Et pourtant, bien que la relation ait été rapidement établie, la cause profonde, elle, est restée mystérieuse. Qu’est-ce qui, dans la thalidomide, a bloqué —chez certains embryons— le développement normal des membres? Pour mesurer la profondeur de notre ignorance, on peut même élargir la question : qu’est-ce qui détermine qu’un membre se développe?

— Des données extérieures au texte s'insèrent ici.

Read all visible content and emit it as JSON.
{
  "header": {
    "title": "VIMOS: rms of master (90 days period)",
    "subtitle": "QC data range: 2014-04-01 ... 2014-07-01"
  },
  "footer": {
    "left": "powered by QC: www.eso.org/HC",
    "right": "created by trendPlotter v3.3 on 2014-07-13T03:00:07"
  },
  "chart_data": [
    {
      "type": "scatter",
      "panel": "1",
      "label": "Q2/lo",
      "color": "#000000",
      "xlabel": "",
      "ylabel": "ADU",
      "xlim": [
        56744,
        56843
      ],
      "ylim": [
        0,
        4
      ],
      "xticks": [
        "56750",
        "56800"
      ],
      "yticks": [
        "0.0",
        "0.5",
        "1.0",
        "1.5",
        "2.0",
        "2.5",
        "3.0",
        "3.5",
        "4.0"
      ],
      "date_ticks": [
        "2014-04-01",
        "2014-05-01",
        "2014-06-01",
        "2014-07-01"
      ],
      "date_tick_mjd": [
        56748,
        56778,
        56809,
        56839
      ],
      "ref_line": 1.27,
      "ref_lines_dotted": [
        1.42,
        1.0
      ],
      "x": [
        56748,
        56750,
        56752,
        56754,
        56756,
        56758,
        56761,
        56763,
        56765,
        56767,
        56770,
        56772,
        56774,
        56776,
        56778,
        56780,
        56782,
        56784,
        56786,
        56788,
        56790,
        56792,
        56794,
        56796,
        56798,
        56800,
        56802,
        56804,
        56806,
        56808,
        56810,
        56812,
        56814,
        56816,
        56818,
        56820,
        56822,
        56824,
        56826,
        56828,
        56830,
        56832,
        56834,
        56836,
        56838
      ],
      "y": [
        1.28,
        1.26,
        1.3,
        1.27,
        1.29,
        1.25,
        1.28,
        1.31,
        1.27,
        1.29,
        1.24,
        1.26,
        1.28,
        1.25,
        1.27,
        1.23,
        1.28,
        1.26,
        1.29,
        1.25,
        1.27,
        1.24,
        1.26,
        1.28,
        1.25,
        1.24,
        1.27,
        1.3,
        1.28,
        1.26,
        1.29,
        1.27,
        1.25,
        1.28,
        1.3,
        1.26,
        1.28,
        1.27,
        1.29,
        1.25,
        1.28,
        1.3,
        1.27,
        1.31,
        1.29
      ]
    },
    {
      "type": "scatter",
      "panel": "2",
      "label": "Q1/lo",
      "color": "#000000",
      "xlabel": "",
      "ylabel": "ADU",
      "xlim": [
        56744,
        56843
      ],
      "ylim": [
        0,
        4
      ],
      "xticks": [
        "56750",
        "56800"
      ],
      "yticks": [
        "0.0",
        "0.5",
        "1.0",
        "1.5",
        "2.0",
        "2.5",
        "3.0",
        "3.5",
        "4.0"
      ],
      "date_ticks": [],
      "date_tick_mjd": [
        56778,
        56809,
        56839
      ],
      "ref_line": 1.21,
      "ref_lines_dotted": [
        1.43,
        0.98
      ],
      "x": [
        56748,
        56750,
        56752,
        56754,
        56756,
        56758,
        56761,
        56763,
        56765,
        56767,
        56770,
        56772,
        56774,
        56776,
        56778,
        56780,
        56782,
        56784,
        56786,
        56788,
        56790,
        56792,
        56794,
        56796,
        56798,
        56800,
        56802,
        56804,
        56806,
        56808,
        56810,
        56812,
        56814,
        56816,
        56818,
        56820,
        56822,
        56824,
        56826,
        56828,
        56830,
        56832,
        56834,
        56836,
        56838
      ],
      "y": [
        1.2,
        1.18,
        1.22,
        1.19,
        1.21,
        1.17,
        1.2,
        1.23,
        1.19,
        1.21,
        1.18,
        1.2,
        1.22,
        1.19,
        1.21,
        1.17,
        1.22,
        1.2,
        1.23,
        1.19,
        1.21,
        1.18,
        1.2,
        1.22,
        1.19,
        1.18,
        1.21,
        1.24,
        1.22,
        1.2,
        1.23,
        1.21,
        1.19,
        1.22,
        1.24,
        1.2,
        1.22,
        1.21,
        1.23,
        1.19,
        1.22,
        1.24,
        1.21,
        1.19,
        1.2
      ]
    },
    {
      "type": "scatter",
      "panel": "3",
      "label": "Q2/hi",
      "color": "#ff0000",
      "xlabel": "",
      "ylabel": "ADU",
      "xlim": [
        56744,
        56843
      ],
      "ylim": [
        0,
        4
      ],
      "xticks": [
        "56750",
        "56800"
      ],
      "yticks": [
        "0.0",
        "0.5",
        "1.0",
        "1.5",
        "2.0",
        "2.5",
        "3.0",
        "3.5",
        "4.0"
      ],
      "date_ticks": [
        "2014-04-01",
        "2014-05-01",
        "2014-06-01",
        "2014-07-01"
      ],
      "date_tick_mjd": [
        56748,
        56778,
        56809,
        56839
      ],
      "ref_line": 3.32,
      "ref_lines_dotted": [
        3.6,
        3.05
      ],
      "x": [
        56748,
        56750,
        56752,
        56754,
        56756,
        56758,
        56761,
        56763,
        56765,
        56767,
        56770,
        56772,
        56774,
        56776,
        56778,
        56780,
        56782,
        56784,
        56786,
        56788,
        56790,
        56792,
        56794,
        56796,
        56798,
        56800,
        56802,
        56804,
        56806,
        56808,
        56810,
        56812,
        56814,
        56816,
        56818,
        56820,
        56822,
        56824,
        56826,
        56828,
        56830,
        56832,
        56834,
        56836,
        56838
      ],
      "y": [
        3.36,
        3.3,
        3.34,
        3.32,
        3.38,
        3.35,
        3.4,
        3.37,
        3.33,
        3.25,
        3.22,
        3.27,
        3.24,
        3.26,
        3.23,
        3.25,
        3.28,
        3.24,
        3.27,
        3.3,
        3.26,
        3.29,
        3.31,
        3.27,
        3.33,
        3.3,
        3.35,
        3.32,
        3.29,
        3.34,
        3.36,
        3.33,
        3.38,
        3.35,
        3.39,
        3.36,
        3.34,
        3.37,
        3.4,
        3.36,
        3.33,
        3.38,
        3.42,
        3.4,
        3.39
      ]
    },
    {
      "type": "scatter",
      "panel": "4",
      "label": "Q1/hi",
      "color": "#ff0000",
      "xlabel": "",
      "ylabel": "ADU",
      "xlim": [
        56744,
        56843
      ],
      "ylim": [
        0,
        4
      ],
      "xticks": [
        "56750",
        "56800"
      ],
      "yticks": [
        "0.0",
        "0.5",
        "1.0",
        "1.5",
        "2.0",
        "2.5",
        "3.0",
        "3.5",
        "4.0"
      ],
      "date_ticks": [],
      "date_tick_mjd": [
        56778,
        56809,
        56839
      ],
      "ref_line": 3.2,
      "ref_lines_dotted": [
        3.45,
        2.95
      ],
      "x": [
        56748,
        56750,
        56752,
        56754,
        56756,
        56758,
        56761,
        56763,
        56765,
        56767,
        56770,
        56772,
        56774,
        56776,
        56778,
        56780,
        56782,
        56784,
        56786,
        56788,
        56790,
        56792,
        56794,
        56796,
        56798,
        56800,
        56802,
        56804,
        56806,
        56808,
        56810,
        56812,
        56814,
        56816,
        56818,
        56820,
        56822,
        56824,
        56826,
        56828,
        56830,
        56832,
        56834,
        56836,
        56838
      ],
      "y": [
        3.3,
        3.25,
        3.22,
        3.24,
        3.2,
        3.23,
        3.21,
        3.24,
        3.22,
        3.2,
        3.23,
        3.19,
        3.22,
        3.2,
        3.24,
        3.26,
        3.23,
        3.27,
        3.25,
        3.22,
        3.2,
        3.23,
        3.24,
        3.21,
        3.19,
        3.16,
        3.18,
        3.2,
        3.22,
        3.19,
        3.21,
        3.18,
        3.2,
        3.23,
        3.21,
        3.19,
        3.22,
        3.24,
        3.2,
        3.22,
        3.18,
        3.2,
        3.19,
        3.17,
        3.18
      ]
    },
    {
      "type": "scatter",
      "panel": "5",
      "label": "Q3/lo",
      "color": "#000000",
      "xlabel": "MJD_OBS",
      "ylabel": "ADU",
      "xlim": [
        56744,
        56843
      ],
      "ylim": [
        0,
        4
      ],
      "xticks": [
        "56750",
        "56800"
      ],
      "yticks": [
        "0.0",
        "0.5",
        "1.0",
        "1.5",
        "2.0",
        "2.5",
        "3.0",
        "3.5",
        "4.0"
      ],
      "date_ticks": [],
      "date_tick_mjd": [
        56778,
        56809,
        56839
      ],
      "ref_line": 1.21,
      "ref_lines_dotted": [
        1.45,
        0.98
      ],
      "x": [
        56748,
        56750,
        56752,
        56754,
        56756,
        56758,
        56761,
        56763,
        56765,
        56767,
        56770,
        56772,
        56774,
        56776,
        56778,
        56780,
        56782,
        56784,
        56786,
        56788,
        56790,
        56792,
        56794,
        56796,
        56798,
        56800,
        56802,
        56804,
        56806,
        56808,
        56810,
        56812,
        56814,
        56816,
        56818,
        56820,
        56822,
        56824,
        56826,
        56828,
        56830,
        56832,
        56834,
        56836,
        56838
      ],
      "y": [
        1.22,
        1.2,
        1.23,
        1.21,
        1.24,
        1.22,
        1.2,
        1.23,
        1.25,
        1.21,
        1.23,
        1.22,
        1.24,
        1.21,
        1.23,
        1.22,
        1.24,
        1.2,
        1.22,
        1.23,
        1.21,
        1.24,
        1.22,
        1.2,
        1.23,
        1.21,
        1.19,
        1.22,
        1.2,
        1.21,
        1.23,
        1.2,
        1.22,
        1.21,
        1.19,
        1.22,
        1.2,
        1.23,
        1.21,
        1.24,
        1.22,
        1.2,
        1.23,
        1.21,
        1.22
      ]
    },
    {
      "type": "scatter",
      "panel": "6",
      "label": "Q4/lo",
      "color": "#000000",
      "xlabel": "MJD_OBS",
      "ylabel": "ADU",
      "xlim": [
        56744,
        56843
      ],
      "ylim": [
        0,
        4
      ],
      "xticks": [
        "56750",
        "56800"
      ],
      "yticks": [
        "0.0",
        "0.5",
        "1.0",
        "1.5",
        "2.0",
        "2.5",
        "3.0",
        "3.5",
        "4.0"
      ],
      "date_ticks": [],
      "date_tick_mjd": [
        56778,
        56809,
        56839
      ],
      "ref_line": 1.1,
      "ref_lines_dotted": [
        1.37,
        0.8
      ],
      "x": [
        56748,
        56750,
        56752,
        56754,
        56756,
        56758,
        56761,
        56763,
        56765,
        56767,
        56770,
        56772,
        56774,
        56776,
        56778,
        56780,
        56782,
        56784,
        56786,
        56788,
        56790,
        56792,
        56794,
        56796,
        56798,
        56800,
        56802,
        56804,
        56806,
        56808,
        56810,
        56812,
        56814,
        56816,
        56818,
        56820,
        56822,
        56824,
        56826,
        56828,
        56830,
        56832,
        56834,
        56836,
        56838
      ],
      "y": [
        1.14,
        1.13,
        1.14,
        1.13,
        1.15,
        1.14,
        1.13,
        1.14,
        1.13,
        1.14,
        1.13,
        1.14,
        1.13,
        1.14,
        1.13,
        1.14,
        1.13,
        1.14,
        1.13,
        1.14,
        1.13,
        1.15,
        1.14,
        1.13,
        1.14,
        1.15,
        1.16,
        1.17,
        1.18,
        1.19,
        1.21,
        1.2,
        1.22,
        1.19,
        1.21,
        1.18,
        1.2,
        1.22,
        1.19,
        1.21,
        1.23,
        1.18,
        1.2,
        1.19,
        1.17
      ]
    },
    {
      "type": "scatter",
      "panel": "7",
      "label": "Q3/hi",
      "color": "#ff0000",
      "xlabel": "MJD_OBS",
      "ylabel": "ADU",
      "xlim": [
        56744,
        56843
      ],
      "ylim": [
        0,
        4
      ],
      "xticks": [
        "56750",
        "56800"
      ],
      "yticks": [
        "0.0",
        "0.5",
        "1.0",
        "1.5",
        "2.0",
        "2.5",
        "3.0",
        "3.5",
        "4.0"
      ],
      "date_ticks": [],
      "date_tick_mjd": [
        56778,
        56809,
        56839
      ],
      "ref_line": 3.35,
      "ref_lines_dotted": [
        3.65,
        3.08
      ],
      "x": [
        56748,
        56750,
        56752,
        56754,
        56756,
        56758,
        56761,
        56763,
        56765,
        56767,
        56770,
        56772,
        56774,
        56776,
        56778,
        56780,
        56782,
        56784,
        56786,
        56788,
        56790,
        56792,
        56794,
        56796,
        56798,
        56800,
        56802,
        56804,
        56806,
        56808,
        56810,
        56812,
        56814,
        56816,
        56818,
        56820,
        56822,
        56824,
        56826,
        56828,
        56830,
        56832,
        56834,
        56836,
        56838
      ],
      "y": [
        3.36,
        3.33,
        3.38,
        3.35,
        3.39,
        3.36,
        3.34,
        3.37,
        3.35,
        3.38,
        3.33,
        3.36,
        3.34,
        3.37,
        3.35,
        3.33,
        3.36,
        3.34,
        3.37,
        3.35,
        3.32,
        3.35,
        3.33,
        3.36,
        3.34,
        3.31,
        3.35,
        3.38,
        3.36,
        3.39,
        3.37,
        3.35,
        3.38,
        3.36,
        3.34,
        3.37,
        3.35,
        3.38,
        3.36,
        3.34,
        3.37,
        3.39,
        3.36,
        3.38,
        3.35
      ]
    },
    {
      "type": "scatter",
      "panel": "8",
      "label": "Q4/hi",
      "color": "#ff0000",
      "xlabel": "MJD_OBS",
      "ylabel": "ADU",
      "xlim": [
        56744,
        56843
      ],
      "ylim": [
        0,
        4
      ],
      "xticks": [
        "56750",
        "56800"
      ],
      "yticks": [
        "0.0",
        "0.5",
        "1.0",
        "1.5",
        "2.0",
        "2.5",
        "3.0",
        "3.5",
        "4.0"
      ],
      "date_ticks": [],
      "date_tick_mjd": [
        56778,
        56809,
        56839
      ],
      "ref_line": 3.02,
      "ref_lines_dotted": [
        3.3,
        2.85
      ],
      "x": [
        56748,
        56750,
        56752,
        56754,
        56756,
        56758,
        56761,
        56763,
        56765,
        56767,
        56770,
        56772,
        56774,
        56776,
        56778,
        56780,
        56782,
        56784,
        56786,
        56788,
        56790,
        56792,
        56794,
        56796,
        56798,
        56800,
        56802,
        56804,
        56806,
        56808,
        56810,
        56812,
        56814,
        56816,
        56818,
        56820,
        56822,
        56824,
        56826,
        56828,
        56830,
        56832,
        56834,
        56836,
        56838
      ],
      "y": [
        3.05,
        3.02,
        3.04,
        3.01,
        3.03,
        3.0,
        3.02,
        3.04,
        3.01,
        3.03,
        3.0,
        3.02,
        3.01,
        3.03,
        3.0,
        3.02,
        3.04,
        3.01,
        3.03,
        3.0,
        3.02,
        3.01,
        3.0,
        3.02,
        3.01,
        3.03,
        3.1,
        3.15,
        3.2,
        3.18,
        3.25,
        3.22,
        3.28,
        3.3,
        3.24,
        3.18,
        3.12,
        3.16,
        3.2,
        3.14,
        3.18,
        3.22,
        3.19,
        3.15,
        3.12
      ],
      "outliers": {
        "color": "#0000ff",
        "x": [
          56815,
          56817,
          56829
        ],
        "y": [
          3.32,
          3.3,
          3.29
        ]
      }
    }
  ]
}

Ce n’est que 50 ans plus tard qu’on commence à pouvoir répondre à ces questions.

C’est que la complexité des mécanismes chimiques qui sont à l’origine du développement d’un bras ou d’une jambe a mystifié les scientifiques jusqu’au développement de la génétique. Et pour ne rien arranger, la complexité de la thalidomide a elle aussi été un problème : lorsque nous l’avalons, nos enzymes la décomposent en au moins 18 molécules appelées métabolites, très différentes les unes des autres. En 2006, une équipe dirigée par Neil Vargesson, biologiste du développement à l’Université d’Aberdeen, en Écosse, a commencé à tester une à une ces 18 molécules. Pour s’apercevoir qu’une seule, CPS49, avait un effet dévastateur sur le développement des membres.

La semaine dernière, une équipe japonaise publiait dans Science une autre pièce du casse-tête : si la CPS49 a cet effet dévastateur, a-t-elle présumé, c’est qu’elle doit s’accrocher à une molécule spécifique de l’embryon. Laquelle? Hiroshi Handa et ses collègues de l’Institut de technologie de Tokyo ont identifié la protéine-coupable. En théorie, cela pourrait être un premier pas vers la création de versions moins dangereuses du médicament.

Car la thalidomide, en dépit de tout le mal qu’elle a causé, n’est pas disparue de la circulation. Au contraire, on sait depuis 1964 qu’elle se révèle très efficace pour combattre la lèpre, et on l’emploie depuis 1998 aux États-Unis contre un type de cancer du sang. Autrement dit, il y a bel et bien, au sein de ce médicament honni, quelque chose qui pourrait s’avérer de première importance pour la médecine... à condition de se débarrasser de son côté sombre.